The Australian Small Business and Family Enterprise Ombudsman Bruce Billson has welcomed the additional support to small businesses.
“Of course the small business community needs support from the private sector as well and the banks have led with the re-activation of measures to help small businesses with loan repayments.
“It is critical that other service providers and suppliers, such as landlords and utility companies, follow suit.”
Billson also highlighted the funding for mental health.
“It is vital small business owners know that help is available if they need it. We welcome the Australian Government’s commitment to provide an additional $17 million in funding to crucial mental health support services.”
The Australian Retailers Association has also welcomed the financial assistance.
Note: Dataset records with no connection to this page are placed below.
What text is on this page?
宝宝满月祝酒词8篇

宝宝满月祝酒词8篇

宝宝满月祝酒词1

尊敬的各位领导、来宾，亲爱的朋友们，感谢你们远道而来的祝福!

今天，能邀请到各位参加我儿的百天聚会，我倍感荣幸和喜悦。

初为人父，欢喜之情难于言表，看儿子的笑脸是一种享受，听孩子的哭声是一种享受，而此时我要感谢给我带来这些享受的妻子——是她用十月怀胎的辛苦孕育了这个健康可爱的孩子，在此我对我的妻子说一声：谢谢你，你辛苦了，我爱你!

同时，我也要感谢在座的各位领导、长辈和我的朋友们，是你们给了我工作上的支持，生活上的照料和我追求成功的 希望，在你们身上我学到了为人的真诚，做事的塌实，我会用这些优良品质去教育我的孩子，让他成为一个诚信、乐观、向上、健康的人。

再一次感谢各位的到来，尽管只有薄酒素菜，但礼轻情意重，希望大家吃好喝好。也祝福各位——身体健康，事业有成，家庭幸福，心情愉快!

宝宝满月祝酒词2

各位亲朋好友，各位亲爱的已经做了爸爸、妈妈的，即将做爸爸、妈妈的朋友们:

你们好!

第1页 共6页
“It’s clear we will be living with Covid for some time and we are pleased to see a national approach to support measures for extended lockdowns,” Zahra said.
“This will provide small businesses in particular with the confidence they need and will help alleviate some of the mental health pressures staff and business owners confront with extended lockdowns.
National Retailers Association CEO Dominique Lamb said that affected NSW retailers are losing a combined total of $1 billion for each week of lockdown.
“Each week this lockdown continues affected retailers lose a combined $1 billion in sales. Even if restrictions are lifted on July 30, we’re still looking at an accumulated hit of $5 billion plus consumer confidence does not rebound overnight,” she said.
“Until restrictions in these areas can be lifted both the state and federal governments need to closely monitor the economic fallout. This absolutely means that further business assistance may be needed.”